*Por la Fundación Foro Nacional por Colombia

El país no puede dejar de expresar su voz de rechazo al asesinato de líderes y lideresas y al velo de impunidad que hoy sigue protegiendo a sus autores materiales y, sobre todo, a quienes de manera intencional y sistemática han diseñado y promovido este halo de muerte en varias regiones del país. Según el informe más reciente publicado por Indepaz, al 30 de abril de este año 681 personas, entre líderes sociales, defensores y defensoras de Derechos humanos, han sido asesinados desde 2016, con una tendencia al aumento de víctimas año a año. En lo que va corrido de este, ya han sido asesinados 59, y 982 han recibido amenazas en los últimos doce meses, según lo señala la Defensoría del Pueblo.

¿Qué hay detrás de esta escalada de violencia? ¿Por qué matar a hombres y mujeres cuyo único “pecado” ha sido trabajar por sus comunidades y defender el territorio, la cultura, los recursos naturales y su derecho a una vida digna? No se trata de hechos fortuitos. Hay algo más que, probablemente, no aflora plenamente en el debate público.

Lo que, en efecto, revela este fenómeno es una disputa entre dos modelos, dos visiones opuestas acerca del presente y el futuro del país: de un lado, la Colombia que quiere superar la guerra, los odios, y que anhela un país en paz, más equitativo, basado en la cooperación y respetuoso de la diversidad social y cultural, con mejores oportunidades para todos y todas. Una Colombia en la que nadie pueda ser acallado por sus ideas, ni por su condición social, en la que el Estado garantice a todas las personas por igual el pleno ejercicio de sus derechos.

De otro, la Colombia de los privilegiados, de quienes desde hace dos siglos manejan a su antojo los hilos de la economía y del Estado. La Colombia excluyente, de quienes dicen querer la paz, mientras les conviene la guerra; que hablan de igualdad y de pactos, pero no quieren perder las ventajas que les otorga el monopolio de la riqueza y del poder político; la Colombia de quienes rechazan al diferente y lo declaran enfermo o terrorista; la Colombia de quienes no quieren la verdad, la justicia y la reparación.

Los líderes asesinados y amenazados no han hecho otra cosa que trabajar por una nueva Colombia más justa y en paz. Y eso no es del agrado de una minoría que solo está dispuesta a mantener sus prerrogativas y que ha decidido considerar como enemigos a quienes piensan diferente y hacer uso de la violencia para acabar con sus vidas y amedrentar a quienes siguen en esa lucha.
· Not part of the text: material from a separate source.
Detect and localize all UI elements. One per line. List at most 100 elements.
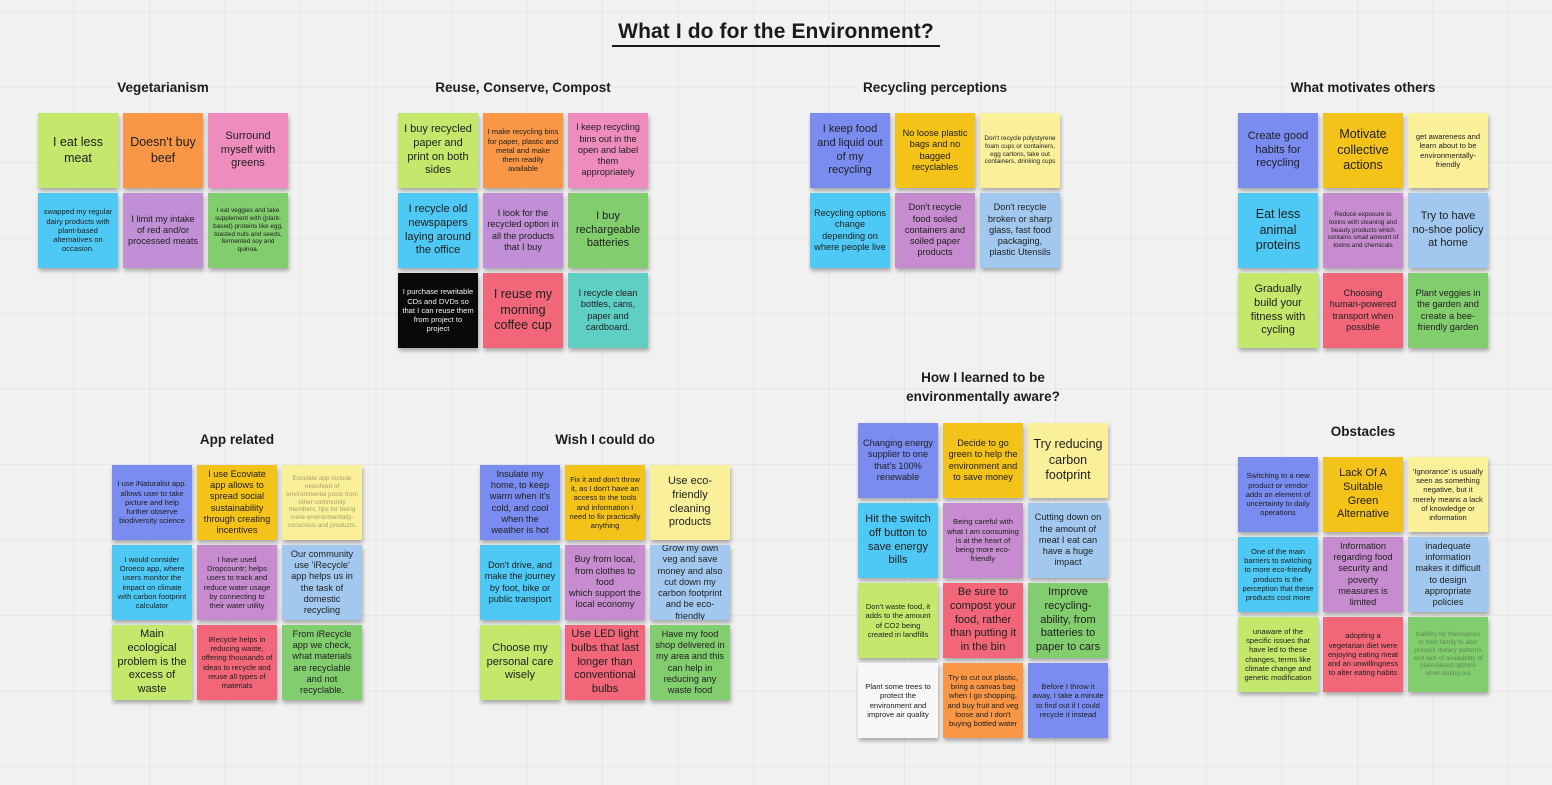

Que haya visiones diferentes, incluso opuestas, de país es concebible en una democracia, aún en una imperfecta como la nuestra. Lo que no podemos admitir es que esas diferencias tengan que dirimirse por la vía de la violencia. El Estado debe intensificar su tarea de protección a los líderes y lideresas, castigar a los responsables y evitar a toda costa más muertes en el país. Pero tan importante como la acción del Estado es la tarea, que concierne a todos y todas, de deponer los odios y sentarse a dialogar sobre cuál es el país que queremos y cómo lo podemos construir entre todos, sin exclusión.